Errors and exceptions

Errors and Exceptions

  • You’ve probably seen an error already
  • If not try these, why don’t they work?
import london
---------------------------------------------------------------------------
ModuleNotFoundError                       Traceback (most recent call last)
Cell In[81], line 1
----> 1 import london

ModuleNotFoundError: No module named 'london'
len(print)
---------------------------------------------------------------------------
TypeError                                 Traceback (most recent call last)
Cell In[82], line 1
----> 1 len(print)

TypeError: object of type 'builtin_function_or_method' has no len()
print("Hello"
  Cell In[83], line 1
    print("Hello"
                 ^
SyntaxError: incomplete input

SyntaxError

  • Something is wrong with the structure of your code, code cannot run
  • What’s wrong below?
print hello
  Cell In[84], line 1
    print hello
    ^
SyntaxError: Missing parentheses in call to 'print'. Did you mean print(...)?
 for i in [0, 1, 2]
    print(i)
  Cell In[85], line 1
    for i in [0, 1, 2]
                      ^
SyntaxError: expected ':'
"hello" = some_string
  Cell In[86], line 1
    "hello" = some_string
    ^
SyntaxError: cannot assign to literal here. Maybe you meant '==' instead of '='?

Exceptions

  • Something went wrong while your code was running
  • What’s wrong in these examples?
1 / 0
---------------------------------------------------------------------------
ZeroDivisionError                         Traceback (most recent call last)
Cell In[87], line 1
----> 1 1 / 0

ZeroDivisionError: division by zero
giraffe * 10
---------------------------------------------------------------------------
NameError                                 Traceback (most recent call last)
Cell In[88], line 1
----> 1 giraffe * 10

NameError: name 'giraffe' is not defined
a_list = [1, 2, 3]
a_list[5]
---------------------------------------------------------------------------
IndexError                                Traceback (most recent call last)
Cell In[89], line 2
      1 a_list = [1, 2, 3]
----> 2 a_list[5]

IndexError: list index out of range

Tracebacks

  • Help you find the source of the error
  • Read from the bottom up
  • Look for the last line that is your code
  • Debugging manifesto 🐛

Tracebacks

def divide_0(x):
    return x / 0

def call_func(x):
    y = divide_0(x)

z = call_func(10)
---------------------------------------------------------------------------
ZeroDivisionError                         Traceback (most recent call last)
Cell In[90], line 7
      4 def call_func(x):
      5     y = divide_0(x)
----> 7 z = call_func(10)

Cell In[90], line 5, in call_func(x)
      4 def call_func(x):
----> 5     y = divide_0(x)

Cell In[90], line 2, in divide_0(x)
      1 def divide_0(x):
----> 2     return x / 0

ZeroDivisionError: division by zero

Tracebacks

def none_function():
    return None

def get_file_name():
    return none_function()

file_name = none_function()
open_file = open(file_name)
---------------------------------------------------------------------------
TypeError                                 Traceback (most recent call last)
Cell In[91], line 8
      5     return none_function()
      7 file_name = none_function()
----> 8 open_file = open(file_name)

File ~/.local/lib/python3.12/site-packages/IPython/core/interactiveshell.py:343, in _modified_open(file, *args, **kwargs)
    336 if file in {0, 1, 2}:
    337     raise ValueError(
    338         f"IPython won't let you open fd={file} by default "
    339         "as it is likely to crash IPython. If you know what you are doing, "
    340         "you can use builtins' open."
    341     )
--> 343 return io_open(file, *args, **kwargs)

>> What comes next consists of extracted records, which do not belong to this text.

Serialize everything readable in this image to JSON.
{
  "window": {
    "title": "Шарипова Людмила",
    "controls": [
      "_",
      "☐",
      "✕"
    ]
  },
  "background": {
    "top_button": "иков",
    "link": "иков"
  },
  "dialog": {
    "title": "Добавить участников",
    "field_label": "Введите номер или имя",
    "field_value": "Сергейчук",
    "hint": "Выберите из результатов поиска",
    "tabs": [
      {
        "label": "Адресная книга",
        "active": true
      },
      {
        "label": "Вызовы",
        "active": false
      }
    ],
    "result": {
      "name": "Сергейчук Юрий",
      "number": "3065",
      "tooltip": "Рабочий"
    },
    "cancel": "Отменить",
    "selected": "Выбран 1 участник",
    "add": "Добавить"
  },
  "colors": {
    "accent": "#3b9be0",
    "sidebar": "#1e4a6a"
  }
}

TypeError: expected str, bytes or os.PathLike object, not NoneType

Handling exceptions

  • What if you know an error might happen?
def divide(x, y):
    print(x / y) # This might raise an error

divide(10, 2)
divide(10, 0)
5.0
---------------------------------------------------------------------------
ZeroDivisionError                         Traceback (most recent call last)
Cell In[92], line 5
      2     print(x / y) # This might raise an error
      4 divide(10, 2)
----> 5 divide(10, 0)

Cell In[92], line 2, in divide(x, y)
      1 def divide(x, y):
----> 2     print(x / y)

ZeroDivisionError: division by zero

Handling exceptions

  • What if you know an error might happen?
  • You can handle it with try and except
def safe_divide(x, y):
    try:
        value = x / y
        print(f"Result: {value}")
    except:
        print("Y cannot be zero!")
safe_divide(10, 2)
safe_divide(10, 0)
Result: 5.0
Y cannot be zero!

Handling exceptions

  • What’s the problem with this code?
safe_divide("10", 2)
Y cannot be zero!
  • Don’t make your except too general!
def better_safe_divide(x, y):
    try:
        value = x / y
        print(f"Result: {value}")
    except ZeroDivisionError:
        print("Y cannot be zero!")
    except TypeError:
        print("Both x and y must be numbers!")

better_safe_divide(10, 2)
better_safe_divide(10, 0)
better_safe_divide("10", 2)
Result: 5.0
Y cannot be zero!
Both x and y must be numbers!

Exercise

  • Write a function to return the length of the input
  • If the object has no length, return None
def safe_len(x):
    # Your code here
    pass

Exercise

def safe_len(x):
    try:
        return len(x)
    except TypeError:
        return None

print(safe_len("hello"))
print(safe_len(42))
print(safe_len([1, 2, 3]))
5
None
3

IDEs

IDEs: Integrated Development Environments

  • Used by most developers
  • Allows you to switch between the three main ways of working with Python
  • Within the same program you can:
    • Edit Text editor 📝
    • Organise File explorer 📁
    • Run Console 💻

Example IDEs

You can click on the name to go to the download page.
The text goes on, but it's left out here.